Yeah, you read that right, competition is for losers like you. Sucker.
Let's review basic microeconomics 101 and the supply-demand curve: In a market with perfect competition, the price paid for a good is the cost of producing it.
Somehow these avowed Capitalists with their allegiance to "competition" and "free markets" are giant fucking liars because every quarter they stand up there and report their EBITDA or whatever with gross margins that would make the biggest carnival hucksters blush a little.
In 2024, the combine advertizing revenue of Meta and Google was ~$400 billion. Yes, that's right, Four. Hundred. Billion. Dollars. Billion, with a B.
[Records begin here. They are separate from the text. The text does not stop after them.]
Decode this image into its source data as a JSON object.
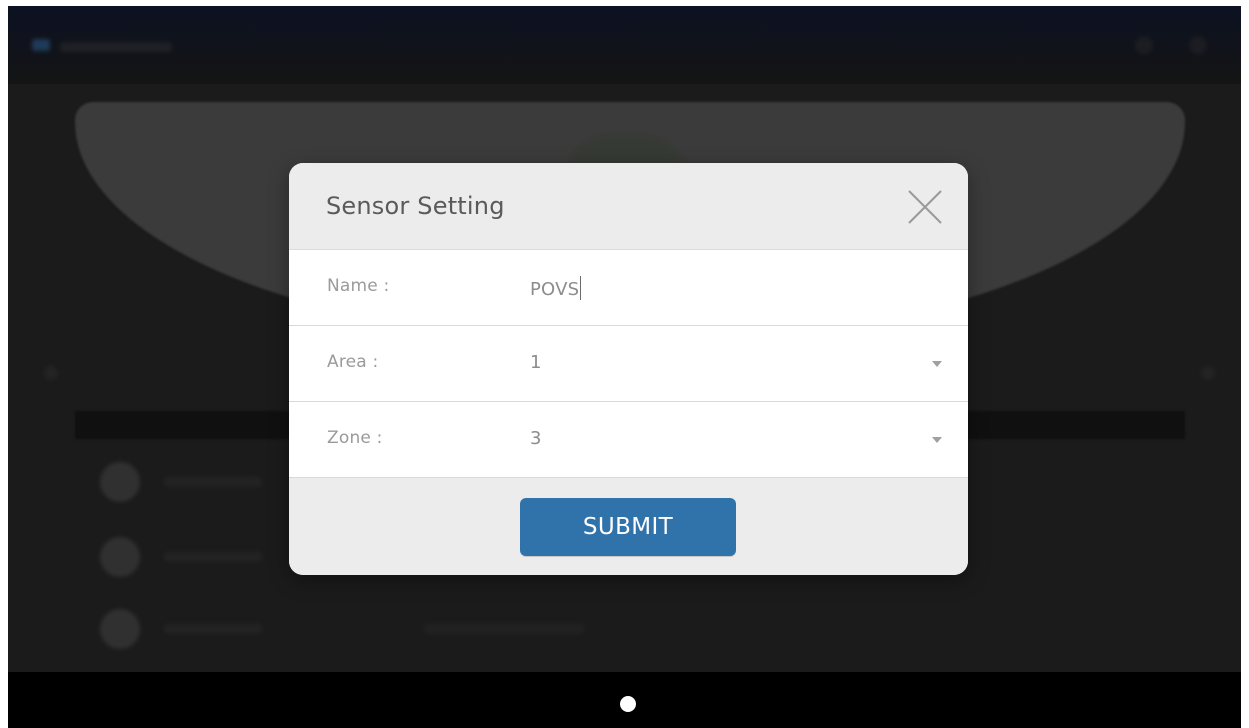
{
  "dialog": {
    "title": "Sensor Setting",
    "close_icon": "close-icon",
    "submit_label": "SUBMIT"
  },
  "form": {
    "name": {
      "label": "Name :",
      "value": "POVS"
    },
    "area": {
      "label": "Area :",
      "value": "1",
      "dropdown_icon": "chevron-down-icon"
    },
    "zone": {
      "label": "Zone :",
      "value": "3",
      "dropdown_icon": "chevron-down-icon"
    }
  },
  "colors": {
    "primary_button": "#2f73aa",
    "dialog_background": "#ececec",
    "text_muted": "#9a9a9a"
  }
}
For what? What did the world get for pouring $400 billion into these two companies?
Fuck. That. Noise.
Meanwhile, with all this "innovation" and "disruption", the US pays the highest percentage of GDP for health care costs, which are increasing, not falling, and has worse outcomes than any other advanced industrial country.
How the fuck?
The cost of education has also climbed through the roof in the past thirty years.
Why are there any un-housed people, people without health care, people without food, people without basic material necessities in a country that can spend trillions of dollars on not-even-stupid liebots?
A Future Possible
Most people in the world now walk around with a supercomputer in their pockets or bags. A supercomputer, with more information processing power in every single individual device than the entire world combined possessed less than 100 years ago.
There is not a single thing that Facebook, Instagram, YouTube, TikTok, Amazon, etc. provide that cannot be replaced, either immediately or without that much relative capital investment, in the very near future.
If Silicon Valley wasn't just trying to scam you out of your money like every middleman does, this is the "disruption" and "innovation" they'd be pursuing.
Don't hold your breath. The Coneheads and Peter Thiels of the SV aren't interested in any sort of innovation that helps the average person.
Nope, salvation is in your own hands. A supercomputer that can process digital, encypted information and communicate peer-to-peer with other supercomputers in other people's hands (with a few other computers helping out, mostly by storing encrypted data). That's all it takes.